The obtained results clearly demonstrate the altered thermal behavior of the plasma proteome of women with EPL (58% of cases). Thermal stabilization of a fraction of albumin-assigned transition with concomitant suppression of the major and enhancement of the globulin-assigned transition are characteristic features of EPL DSC profiles, that could be used as a new indicator of a risk pregnancy. The presented results suggest altered composition or intermolecular interactions of the plasma proteome for EPL women.

In addition, the alterations of the EPL thermograms correlate with the prevalence of the polymorphism in PAI-1 genes of thrombophilia and the increased levels of TNF-α and IL-6 established in the blood. Although it is unlikely that these factors (TNF-α, Il-6, PAI-1) have a direct effect on the plasma calorimetric features, there is a clear correlation between their significantly higher levels in EPL 2 group and the considerable change in the respective thermograms.

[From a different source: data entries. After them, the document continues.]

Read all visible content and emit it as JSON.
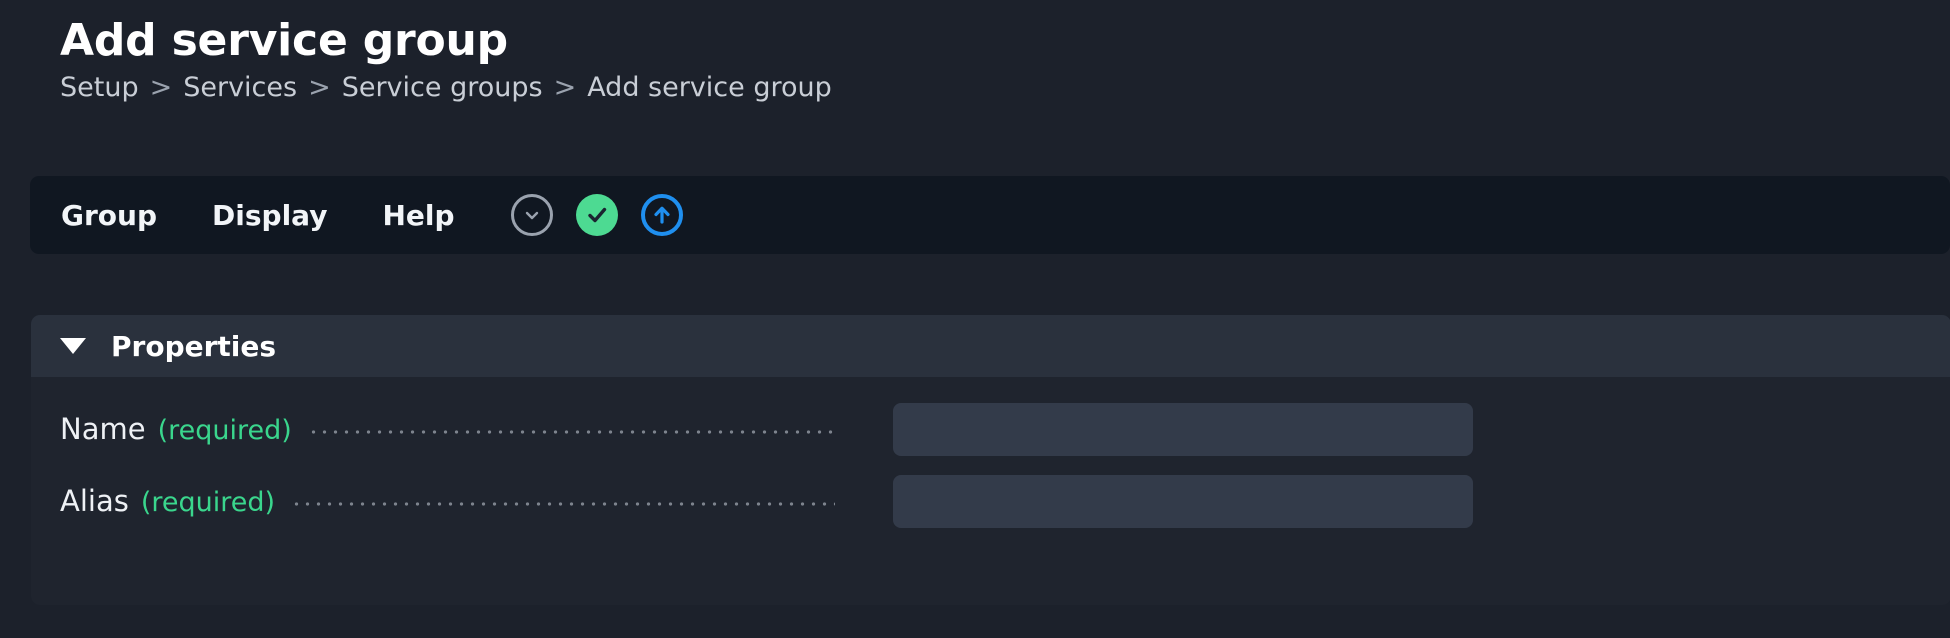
{
  "header": {
    "title": "Add service group",
    "breadcrumb": [
      {
        "label": "Setup",
        "sep": ">"
      },
      {
        "label": "Services",
        "sep": ">"
      },
      {
        "label": "Service groups",
        "sep": ">"
      },
      {
        "label": "Add service group",
        "sep": ""
      }
    ]
  },
  "toolbar": {
    "tabs": [
      {
        "label": "Group"
      },
      {
        "label": "Display"
      },
      {
        "label": "Help"
      }
    ],
    "icons": [
      {
        "name": "chevron-down-icon",
        "color": "#9aa2ae"
      },
      {
        "name": "check-circle-icon",
        "color": "#4dda92"
      },
      {
        "name": "upload-arrow-icon",
        "color": "#1f8fef"
      }
    ]
  },
  "properties_section": {
    "collapse_icon": "caret-down-icon",
    "title": "Properties",
    "fields": [
      {
        "label": "Name",
        "required_text": "(required)",
        "value": "",
        "placeholder": ""
      },
      {
        "label": "Alias",
        "required_text": "(required)",
        "value": "",
        "placeholder": ""
      }
    ]
  },
  "colors": {
    "page_background": "#1c212b",
    "toolbar_background": "#101721",
    "card_background": "#1f242e",
    "card_header_background": "#2a313d",
    "input_background": "#333b4a",
    "accent_green": "#3ad68d",
    "accent_blue": "#1f8fef"
  }
}
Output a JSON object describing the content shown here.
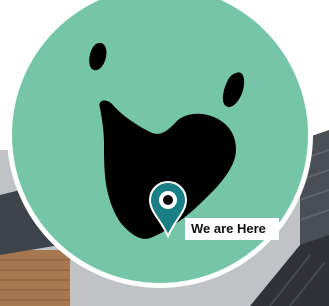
{
  "map": {
    "marker_label": "We are Here",
    "marker_icon": "location-pin-icon",
    "colors": {
      "circle_fill": "#75c6a6",
      "circle_border": "#ffffff",
      "map_island": "#000000",
      "pin": "#1a7f85",
      "pin_dot": "#0b0b0b"
    }
  }
}
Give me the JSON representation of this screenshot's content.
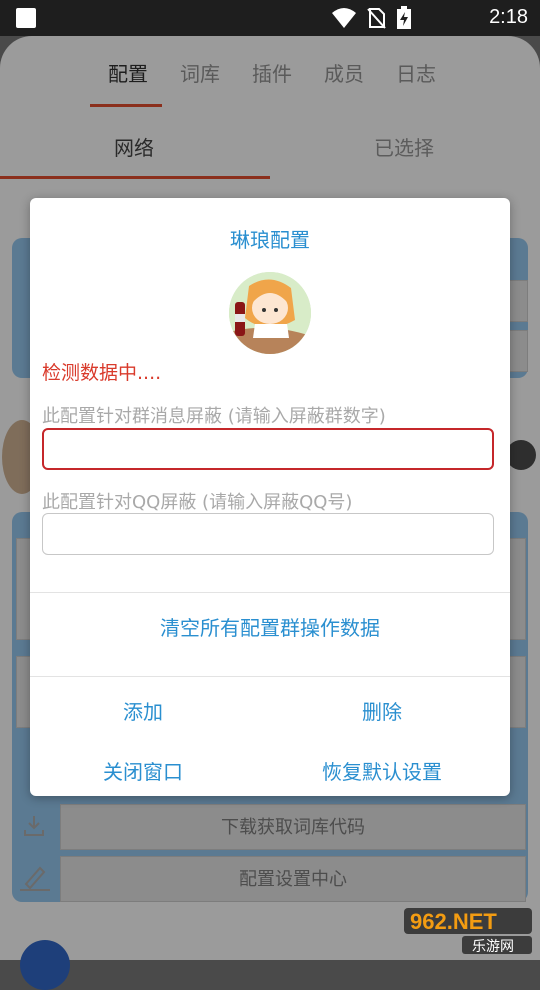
{
  "status_bar": {
    "time": "2:18",
    "icons": [
      "wifi-icon",
      "no-sim-icon",
      "battery-charging-icon"
    ]
  },
  "background": {
    "tabs": [
      "配置",
      "词库",
      "插件",
      "成员",
      "日志"
    ],
    "active_tab": "配置",
    "subtabs": [
      "网络",
      "已选择"
    ],
    "rows": [
      "下载获取词库代码",
      "配置设置中心"
    ]
  },
  "dialog": {
    "title": "琳琅配置",
    "status_text": "检测数据中....",
    "group_field": {
      "label": "此配置针对群消息屏蔽 (请输入屏蔽群数字)",
      "value": ""
    },
    "qq_field": {
      "label": "此配置针对QQ屏蔽 (请输入屏蔽QQ号)",
      "value": ""
    },
    "clear_button": "清空所有配置群操作数据",
    "add_button": "添加",
    "delete_button": "删除",
    "close_button": "关闭窗口",
    "restore_button": "恢复默认设置"
  },
  "watermark": {
    "top": "962.NET",
    "bottom": "乐游网"
  },
  "colors": {
    "accent": "#2a8fd0",
    "error": "#d93a2b",
    "tab_underline": "#8b2f1c"
  }
}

The concomitant changes in plasma thermograms confirm the potential of the DSC approach for distinguishing changes in the pathological state of the blood plasma proteome.

Extensive research is necessary to explore the impact of proinflammatory and prothrombotic factors (TNF-α, Il-6, PAI-1 and others) on the calorimetric features of blood plasma derived from women with adverse pregnancy outcomes, which may be helpful to develop novel diagnostic approaches to prevent the miscarriages in the future.